3 Black Friends Found Dead in Mexico Airbnb; Autopsy Cites Carbon Monoxide Poisoning

3 Black Friends Found Dead in Mexico Airbnb; Autopsy Cites Carbon Monoxide Poisoning

Three American friends found dead last week at their Mexico City Airbnb, were likely killed by carbon monoxide poisoning, according to autopsy reports.

Bloomberg reported Wednesday that security guards at the complex in the La Rosita neighborhood mentioned the smell of gas to officials after the bodies of two men and one woman were discovered on Sunday, Oct. 30.

The travelers have since been identified as Virginia entrepreneur Kandace Florence, 28; Virginia educator Jordan Marshall, 28; and New Orleans teacher, Courtez Hall, 33. The trio were vacationing in Mexico‘s capital city for “Día de Los Muertos,” a Mexican holiday celebrated on November 1 and 2.

The autopsy reports cited carbon monoxide poisoning as the possible cause of death, per Bloomberg, though a further investigation is underway.

“We can confirm the death of three U.S. citizens in Mexico. We are closely monitoring local authorities’ investigation into the cause of death,” a statement from a spokesperson with the U.S.Department of State read, per WTKR.

On October 30, Florence told her boyfriend over the phone that she was feeling ill, Norfolk, Virginia-based news station Wavy.com reported Tuesday. She told him something was off before the were disconnected. After failed attempts to get a hold of her, Florence’s boyfriend contacted the Airbnb host to check on the three tourists. Local authorities arrived and found Florence, Marshall, and Hall dead.

Before the release of the autopsy, the travelers’ families had been in touch with the U.S. Embassy in Mexico and traveled to Mexico City. Marshall’s mother, Jennifer Marshall, said the families were not informed about how her son and his friends died, telling WTKR, “The Mexican police were not very forthcoming with information. Also, the language barrier was incredibly difficult as well.”

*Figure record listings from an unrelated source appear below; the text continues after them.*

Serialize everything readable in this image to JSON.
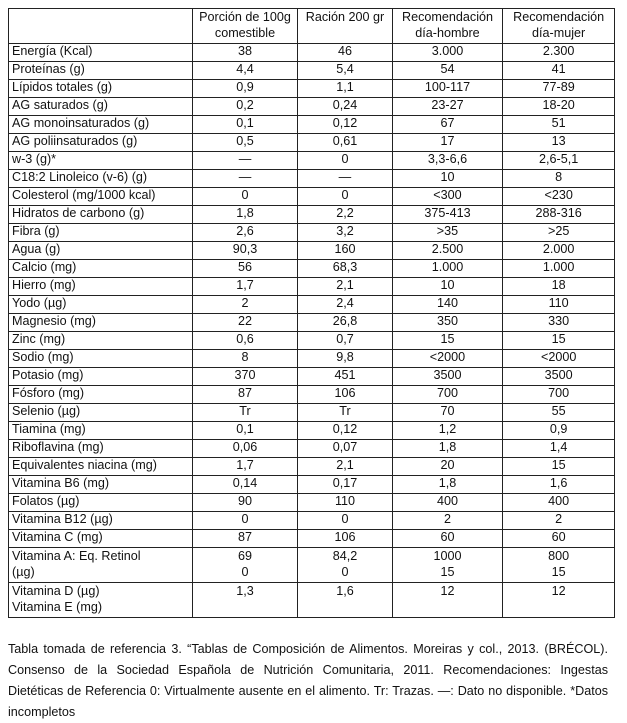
{
  "headers": [
    "",
    "Porción de 100g comestible",
    "Ración 200 gr",
    "Recomendación día-hombre",
    "Recomendación día-mujer"
  ],
  "rows": [
    [
      "Energía (Kcal)",
      "38",
      "46",
      "3.000",
      "2.300"
    ],
    [
      "Proteínas (g)",
      "4,4",
      "5,4",
      "54",
      "41"
    ],
    [
      "Lípidos totales (g)",
      "0,9",
      "1,1",
      "100-117",
      "77-89"
    ],
    [
      "AG saturados (g)",
      "0,2",
      "0,24",
      "23-27",
      "18-20"
    ],
    [
      "AG monoinsaturados (g)",
      "0,1",
      "0,12",
      "67",
      "51"
    ],
    [
      "AG poliinsaturados (g)",
      "0,5",
      "0,61",
      "17",
      "13"
    ],
    [
      "w-3 (g)*",
      "—",
      "0",
      "3,3-6,6",
      "2,6-5,1"
    ],
    [
      "C18:2 Linoleico (v-6) (g)",
      "—",
      "—",
      "10",
      "8"
    ],
    [
      "Colesterol (mg/1000 kcal)",
      "0",
      "0",
      "<300",
      "<230"
    ],
    [
      "Hidratos de carbono (g)",
      "1,8",
      "2,2",
      "375-413",
      "288-316"
    ],
    [
      "Fibra (g)",
      "2,6",
      "3,2",
      ">35",
      ">25"
    ],
    [
      "Agua (g)",
      "90,3",
      "160",
      "2.500",
      "2.000"
    ],
    [
      "Calcio (mg)",
      "56",
      "68,3",
      "1.000",
      "1.000"
    ],
    [
      "Hierro (mg)",
      "1,7",
      "2,1",
      "10",
      "18"
    ],
    [
      "Yodo (µg)",
      "2",
      "2,4",
      "140",
      "110"
    ],
    [
      "Magnesio (mg)",
      "22",
      "26,8",
      "350",
      "330"
    ],
    [
      "Zinc (mg)",
      "0,6",
      "0,7",
      "15",
      "15"
    ],
    [
      "Sodio (mg)",
      "8",
      "9,8",
      "<2000",
      "<2000"
    ],
    [
      "Potasio (mg)",
      "370",
      "451",
      "3500",
      "3500"
    ],
    [
      "Fósforo (mg)",
      "87",
      "106",
      "700",
      "700"
    ],
    [
      "Selenio (µg)",
      "Tr",
      "Tr",
      "70",
      "55"
    ],
    [
      "Tiamina (mg)",
      "0,1",
      "0,12",
      "1,2",
      "0,9"
    ],
    [
      "Riboflavina (mg)",
      "0,06",
      "0,07",
      "1,8",
      "1,4"
    ],
    [
      "Equivalentes niacina (mg)",
      "1,7",
      "2,1",
      "20",
      "15"
    ],
    [
      "Vitamina B6 (mg)",
      "0,14",
      "0,17",
      "1,8",
      "1,6"
    ],
    [
      "Folatos (µg)",
      "90",
      "110",
      "400",
      "400"
    ],
    [
      "Vitamina B12 (µg)",
      "0",
      "0",
      "2",
      "2"
    ],
    [
      "Vitamina C (mg)",
      "87",
      "106",
      "60",
      "60"
    ]
  ],
  "tall_rows": [
    {
      "label": [
        "Vitamina A: Eq. Retinol",
        "(µg)"
      ],
      "c1": [
        "69",
        "0"
      ],
      "c2": [
        "84,2",
        "0"
      ],
      "c3": [
        "1000",
        "15"
      ],
      "c4": [
        "800",
        "15"
      ]
    },
    {
      "label": [
        "Vitamina D (µg)",
        "Vitamina E (mg)"
      ],
      "c1": [
        "1,3",
        ""
      ],
      "c2": [
        "1,6",
        ""
      ],
      "c3": [
        "12",
        ""
      ],
      "c4": [
        "12",
        ""
      ]
    }
  ],
  "caption": "Tabla tomada de referencia 3. “Tablas de Composición de Alimentos. Moreiras y col., 2013. (BRÉCOL). Consenso de la Sociedad Española de Nutrición Comunitaria, 2011. Recomendaciones: Ingestas Dietéticas de Referencia  0: Virtualmente ausente en el alimento. Tr: Trazas. —: Dato no disponible. *Datos incompletos"
}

The Marshall family confirmed that Jennifer Marshall’s body was returned home.

Hall’s mother told New Orleans NBC affiliate WDSU that he was a social studies teacher at KIPP Memorial School in New Orleans. “It’s been so hard,” she said.

“We tried calling back over there for the funeral homes. Because of the language barrier and stuff you cannot get anything through or really understand.”

Florence’s mother described her daughter as a “dreamer” who started a candle-making business, Glo Through It, to empower others. Her family is planning to hold a candlelight vigil on Thursday, what would have been her 29th birthday.